In chorus, they reached the canoe, both completely spent from the journey.  Drained of energy, they helped each other struggle without grace into it, neither having the ability to do so alone.  Looking back at the shore, Ella admired how far they had come and how insane an idea this had been from the start.  Yet fortune never favors a timid heart.

From the shore, it was impossible to see the small path that led to the lands beyond the lake but from here the way was clear and the traveling easy.  Their canoe had everything they needed.

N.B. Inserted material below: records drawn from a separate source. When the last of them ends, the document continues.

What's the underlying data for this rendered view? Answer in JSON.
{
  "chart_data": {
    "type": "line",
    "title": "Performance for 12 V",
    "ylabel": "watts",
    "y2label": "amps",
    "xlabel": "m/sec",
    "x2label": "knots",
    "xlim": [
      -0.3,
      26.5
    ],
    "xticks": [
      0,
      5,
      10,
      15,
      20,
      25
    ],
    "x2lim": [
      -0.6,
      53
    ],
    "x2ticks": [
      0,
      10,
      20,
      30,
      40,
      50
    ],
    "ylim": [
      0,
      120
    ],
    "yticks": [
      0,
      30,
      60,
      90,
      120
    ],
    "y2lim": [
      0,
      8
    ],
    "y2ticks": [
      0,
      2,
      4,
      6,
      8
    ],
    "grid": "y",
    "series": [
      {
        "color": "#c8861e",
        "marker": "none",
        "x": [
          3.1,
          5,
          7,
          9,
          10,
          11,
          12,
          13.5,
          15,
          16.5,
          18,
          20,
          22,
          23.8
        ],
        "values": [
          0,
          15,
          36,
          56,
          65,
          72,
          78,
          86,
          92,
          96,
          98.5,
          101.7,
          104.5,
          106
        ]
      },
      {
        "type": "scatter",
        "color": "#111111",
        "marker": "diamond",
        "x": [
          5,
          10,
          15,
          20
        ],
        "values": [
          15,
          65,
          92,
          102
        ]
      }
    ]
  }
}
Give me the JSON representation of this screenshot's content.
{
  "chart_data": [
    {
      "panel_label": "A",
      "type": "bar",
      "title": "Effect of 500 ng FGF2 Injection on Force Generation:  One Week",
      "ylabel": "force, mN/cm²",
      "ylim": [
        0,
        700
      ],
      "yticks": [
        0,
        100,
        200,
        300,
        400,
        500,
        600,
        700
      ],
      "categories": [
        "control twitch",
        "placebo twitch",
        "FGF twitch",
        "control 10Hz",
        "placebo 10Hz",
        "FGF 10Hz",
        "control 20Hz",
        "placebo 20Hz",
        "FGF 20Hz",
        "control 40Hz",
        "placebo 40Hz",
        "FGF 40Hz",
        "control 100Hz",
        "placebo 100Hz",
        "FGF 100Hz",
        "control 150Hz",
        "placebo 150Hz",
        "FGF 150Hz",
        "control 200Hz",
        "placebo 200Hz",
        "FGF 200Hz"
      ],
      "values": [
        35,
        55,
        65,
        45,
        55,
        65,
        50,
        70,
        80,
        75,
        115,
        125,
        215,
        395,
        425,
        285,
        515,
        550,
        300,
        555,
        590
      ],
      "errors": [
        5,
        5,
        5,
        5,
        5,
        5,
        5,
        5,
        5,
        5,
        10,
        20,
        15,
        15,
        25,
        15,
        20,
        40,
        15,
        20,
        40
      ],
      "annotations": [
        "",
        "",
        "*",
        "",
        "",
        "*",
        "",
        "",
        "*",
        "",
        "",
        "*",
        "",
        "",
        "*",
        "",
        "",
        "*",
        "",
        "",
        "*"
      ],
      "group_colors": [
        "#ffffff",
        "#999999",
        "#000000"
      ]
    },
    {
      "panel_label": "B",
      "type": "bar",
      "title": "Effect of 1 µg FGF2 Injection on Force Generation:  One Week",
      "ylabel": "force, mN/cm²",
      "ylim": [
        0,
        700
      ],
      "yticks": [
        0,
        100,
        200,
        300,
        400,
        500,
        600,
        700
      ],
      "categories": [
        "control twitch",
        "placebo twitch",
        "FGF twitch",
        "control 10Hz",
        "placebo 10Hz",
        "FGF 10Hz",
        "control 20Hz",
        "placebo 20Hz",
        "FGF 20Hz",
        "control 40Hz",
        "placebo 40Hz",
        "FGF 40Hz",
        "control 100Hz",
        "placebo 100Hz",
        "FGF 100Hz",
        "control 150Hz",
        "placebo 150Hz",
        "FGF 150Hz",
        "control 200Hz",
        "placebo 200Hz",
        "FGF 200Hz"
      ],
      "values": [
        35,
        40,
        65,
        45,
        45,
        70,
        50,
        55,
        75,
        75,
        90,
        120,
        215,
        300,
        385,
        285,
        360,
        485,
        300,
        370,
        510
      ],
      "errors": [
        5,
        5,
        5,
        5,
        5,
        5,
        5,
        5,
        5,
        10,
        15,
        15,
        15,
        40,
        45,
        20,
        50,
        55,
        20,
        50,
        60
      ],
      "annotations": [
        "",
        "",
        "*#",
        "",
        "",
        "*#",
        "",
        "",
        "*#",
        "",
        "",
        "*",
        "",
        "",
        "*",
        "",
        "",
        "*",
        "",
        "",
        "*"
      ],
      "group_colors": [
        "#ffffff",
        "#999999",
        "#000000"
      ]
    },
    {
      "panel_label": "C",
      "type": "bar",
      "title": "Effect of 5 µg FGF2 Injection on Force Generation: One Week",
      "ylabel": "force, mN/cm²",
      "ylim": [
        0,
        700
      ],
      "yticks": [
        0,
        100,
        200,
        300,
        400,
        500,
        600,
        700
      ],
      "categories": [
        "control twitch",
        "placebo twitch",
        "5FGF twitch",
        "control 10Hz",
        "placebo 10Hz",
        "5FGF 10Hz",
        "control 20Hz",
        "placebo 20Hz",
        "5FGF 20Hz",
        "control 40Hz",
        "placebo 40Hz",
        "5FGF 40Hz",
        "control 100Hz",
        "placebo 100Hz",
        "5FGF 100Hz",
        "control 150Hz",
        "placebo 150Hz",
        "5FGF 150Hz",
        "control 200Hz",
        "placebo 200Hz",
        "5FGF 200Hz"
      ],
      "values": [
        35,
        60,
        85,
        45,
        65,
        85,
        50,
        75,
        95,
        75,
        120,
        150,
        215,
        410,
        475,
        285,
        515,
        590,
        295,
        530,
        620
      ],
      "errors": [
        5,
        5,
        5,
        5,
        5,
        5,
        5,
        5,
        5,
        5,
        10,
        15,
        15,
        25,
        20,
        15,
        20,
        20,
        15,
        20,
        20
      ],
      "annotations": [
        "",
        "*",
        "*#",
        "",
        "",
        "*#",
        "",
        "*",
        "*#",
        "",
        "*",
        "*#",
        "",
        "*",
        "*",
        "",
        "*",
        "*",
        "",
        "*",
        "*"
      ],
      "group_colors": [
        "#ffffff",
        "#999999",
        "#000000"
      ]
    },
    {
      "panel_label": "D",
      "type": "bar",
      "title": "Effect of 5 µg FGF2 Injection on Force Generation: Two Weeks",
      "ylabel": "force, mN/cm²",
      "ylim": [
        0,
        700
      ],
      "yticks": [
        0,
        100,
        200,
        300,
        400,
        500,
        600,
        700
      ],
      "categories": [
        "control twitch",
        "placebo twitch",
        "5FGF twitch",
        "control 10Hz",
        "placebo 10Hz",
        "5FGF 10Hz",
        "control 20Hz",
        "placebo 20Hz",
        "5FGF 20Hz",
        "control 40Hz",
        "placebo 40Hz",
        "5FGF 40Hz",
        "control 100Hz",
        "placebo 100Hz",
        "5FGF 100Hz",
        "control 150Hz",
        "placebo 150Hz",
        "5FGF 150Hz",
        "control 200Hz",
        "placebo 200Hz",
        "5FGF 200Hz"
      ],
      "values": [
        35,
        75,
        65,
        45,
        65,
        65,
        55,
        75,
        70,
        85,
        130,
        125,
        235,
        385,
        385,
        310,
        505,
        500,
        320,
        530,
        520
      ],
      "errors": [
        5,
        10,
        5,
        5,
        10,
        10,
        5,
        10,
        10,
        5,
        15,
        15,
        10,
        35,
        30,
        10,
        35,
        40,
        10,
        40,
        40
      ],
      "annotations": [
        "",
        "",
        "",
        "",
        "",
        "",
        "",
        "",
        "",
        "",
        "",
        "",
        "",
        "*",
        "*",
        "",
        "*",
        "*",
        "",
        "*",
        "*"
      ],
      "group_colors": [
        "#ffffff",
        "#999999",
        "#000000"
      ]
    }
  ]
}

Her stranger had planned well.  There were provisions enough for two; as though he had somehow known he would not make the trip alone.

There was no reason for them to rush their crossing now.  They took their time to enjoy the night and each other.  The heavens blazed forth with a million stars; the air was heavy with pungent natural smells that seduced and reminded them they were not alone.  All around them life – some of it dangerous all of it beautiful – thrived and would continue to do so long after they had crossed the lake and found what lay on the other side.

But right now they were here, in the middle of the deep end of the lake and finally, he spoke.

“I’m told it’s beautiful beyond these trees.”  Ella looked into his face, seeing for the first time that while his eyes were sightless, it was she who had been blind.

“It is.  Shall we go closer?  I can see the way is clear.”

He nodded.  “Of course, He led me here and He promised it.”  Her stranger leaned back in his little canoe; his arms stretched wide enough for Ella to find her way into them.  She settled back into the heart of him and there they lay together under the stars, sure of their path and hopeful for the morning light to lead them beyond the middle of the deep end of the lake.